Watching the sound

I was curious to see the spectrum of the sound produced from such collected data:

For monitoring purpose, and grid’s assle, my 1D is atm located near of 3phase cables, a wall distant from it’s anchor.
The sound it produce is very agressive: https://youtu.be/B3sRKNWZEhs

Here is the linear spectrum of that sound produced. Before watching it, I expected some rough frequency multiplier on the original captured datas, and now I’m wondering how do you manage to produce that.

and well… Doh!.. I ended questioning and remember I do Fine Tuning, which the webapp is not doing.
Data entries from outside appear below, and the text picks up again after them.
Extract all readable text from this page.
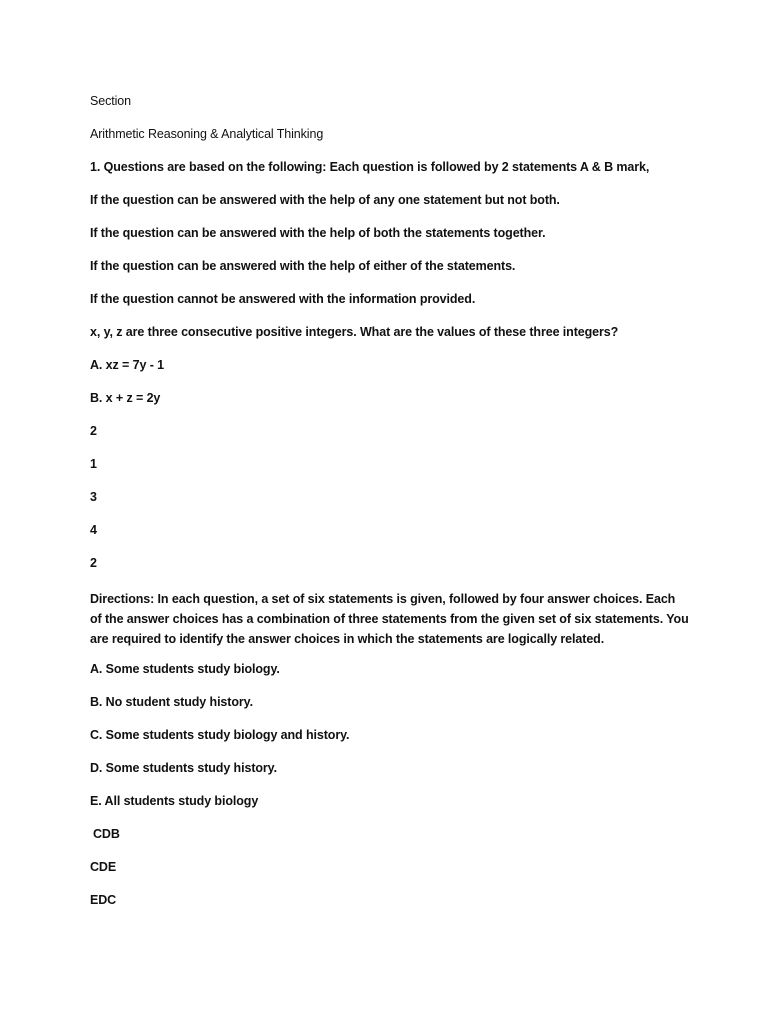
Section

Arithmetic Reasoning & Analytical Thinking

1. Questions are based on the following: Each question is followed by 2 statements A & B mark,

If the question can be answered with the help of any one statement but not both.

If the question can be answered with the help of both the statements together.

If the question can be answered with the help of either of the statements.

If the question cannot be answered with the information provided.

x, y, z are three consecutive positive integers. What are the values of these three integers?

A. xz = 7y - 1

B. x + z = 2y

2

1

3

4

2

Directions: In each question, a set of six statements is given, followed by four answer choices. Each of the answer choices has a combination of three statements from the given set of six statements. You are required to identify the answer choices in which the statements are logically related.

A. Some students study biology.

B. No student study history.

C. Some students study biology and history.

D. Some students study history.

E. All students study biology

CDB

CDE

EDC
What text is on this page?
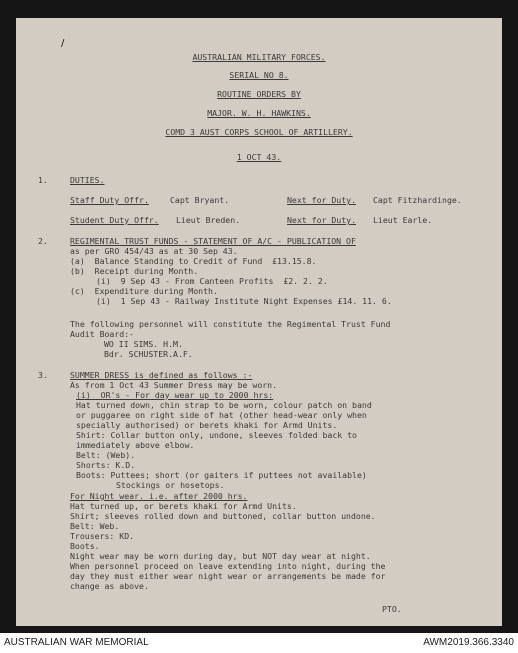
/
AUSTRALIAN MILITARY FORCES.
SERIAL NO 8.
ROUTINE ORDERS BY
MAJOR. W. H. HAWKINS.
COMD 3 AUST CORPS SCHOOL OF ARTILLERY.
1 OCT 43.
1.	DUTIES.
Staff Duty Offr.	Capt Bryant.	Next for Duty. Capt Fitzhardinge.
Student Duty Offr. Lieut Breden.	Next for Duty. Lieut Earle.
2.	REGIMENTAL TRUST FUNDS - STATEMENT OF A/C - PUBLICATION OF
as per GRO 454/43 as at 30 Sep 43.
(a)  Balance Standing to Credit of Fund  £13.15.8.
(b)  Receipt during Month.
(i)  9 Sep 43 - From Canteen Profits  £2. 2. 2.
(c)  Expenditure during Month.
(i)  1 Sep 43 - Railway Institute Night Expenses £14. 11. 6.
The following personnel will constitute the Regimental Trust Fund
Audit Board:-
WO II SIMS. H.M.
Bdr. SCHUSTER.A.F.
3.	SUMMER DRESS is defined as follows :-
As from 1 Oct 43 Summer Dress may be worn.
(i)  OR's - For day wear up to 2000 hrs:
Hat turned down, chin strap to be worn, colour patch on band
or puggaree on right side of hat (other head-wear only when
specially authorised) or berets khaki for Armd Units.
Shirt: Collar button only, undone, sleeves folded back to
immediately above elbow.
Belt: (Web).
Shorts: K.D.
Boots: Puttees; short (or gaiters if puttees not available)
Stockings or hosetops.
For Night wear. i.e. after 2000 hrs.
Hat turned up, or berets khaki for Armd Units.
Shirt; sleeves rolled down and buttoned, collar button undone.
Belt: Web.
Trousers: KD.
Boots.
Night wear may be worn during day, but NOT day wear at night.
When personnel proceed on leave extending into night, during the
day they must either wear night wear or arrangements be made for
change as above.
PTO.
AUSTRALIAN WAR MEMORIAL	AWM2019.366.3340
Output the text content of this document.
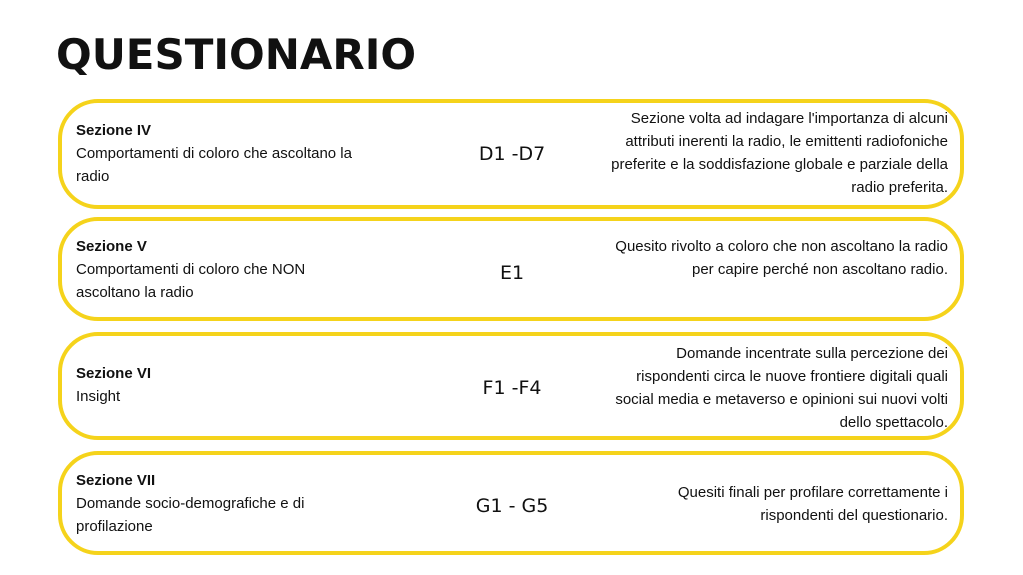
QUESTIONARIO
Sezione IV
Comportamenti di coloro che ascoltano la radio
D1 -D7
Sezione volta ad indagare l'importanza di alcuni attributi inerenti la radio, le emittenti radiofoniche preferite e la soddisfazione globale e parziale della radio preferita.
Sezione V
Comportamenti di coloro che NON ascoltano la radio
E1
Quesito rivolto a coloro che non ascoltano la radio per capire perché non ascoltano radio.
Sezione VI
Insight	F1 -F4
Domande incentrate sulla percezione dei rispondenti circa le nuove frontiere digitali quali social media e metaverso e opinioni sui nuovi volti dello spettacolo.
Sezione VII
Domande socio-demografiche e di profilazione
G1 - G5
Quesiti finali per profilare correttamente i rispondenti del questionario.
Here is a less tuned display of the introduction screen.

That script is really cool and I would like to produce sounds from my own computer, without hammering your infra.
Could it be possible to see sharing of its code ?

Regards.

1 Like

Hello muedbundy,

what an interesting thread starter, thank you!
Regarding your request, except for our RSUDP software, we do not release or share our under-the-hood code to the outside.

As an alternative, if you have access to a MATLAB installation, there is a package made by IRIS that could suit your purpose: IRIS - SeisSound, the Audio/Video Seismic Waveform Visualization

1 Like

From time to time, last night especially, I’m finding matching activities between audio microphone, the Raspishake, and the Raspiboom, on a dreadful vibro-acoustic situation. So my 3 sensors are set up in different rooms and they phase in.
Thanks to the tip of Mister David Alan, CA, I ordered an Earthworks Audio M23R. It’s a mic having an excellent frequency response and sensitivity. Also a fairly expensive mic (still affordable compared to B&K), but it was worth the money. I have improved a lot in terms of precision with it compared to some “low budget” measuring mics.
This precision is still improvable, I’m ATM trying to set up a Sound Devices MixPre3 II under Linux, but Pulseaudio seems to block any possibility above 44,1kHz 24bits, when that card is able of 192kHz 32bits float . It seems I have to setup some Hackintosh to raise the quality, or a Windows :frowning: a pity…
Here is a picture of those phasing graphics.

Being able to switch octaves and give a colorful noise to those lines will be important. I will check the Mathlab algorithms and portability possibilities. Thank you for that tip.

1 Like

This sounds like a very exciting and interesting project to undertake. I think I remember reading about another user who was testing a microphone in similar conditions, but I cannot remember who this person was.

No problem at all! If you want to keep the community updated on your progress, feel free!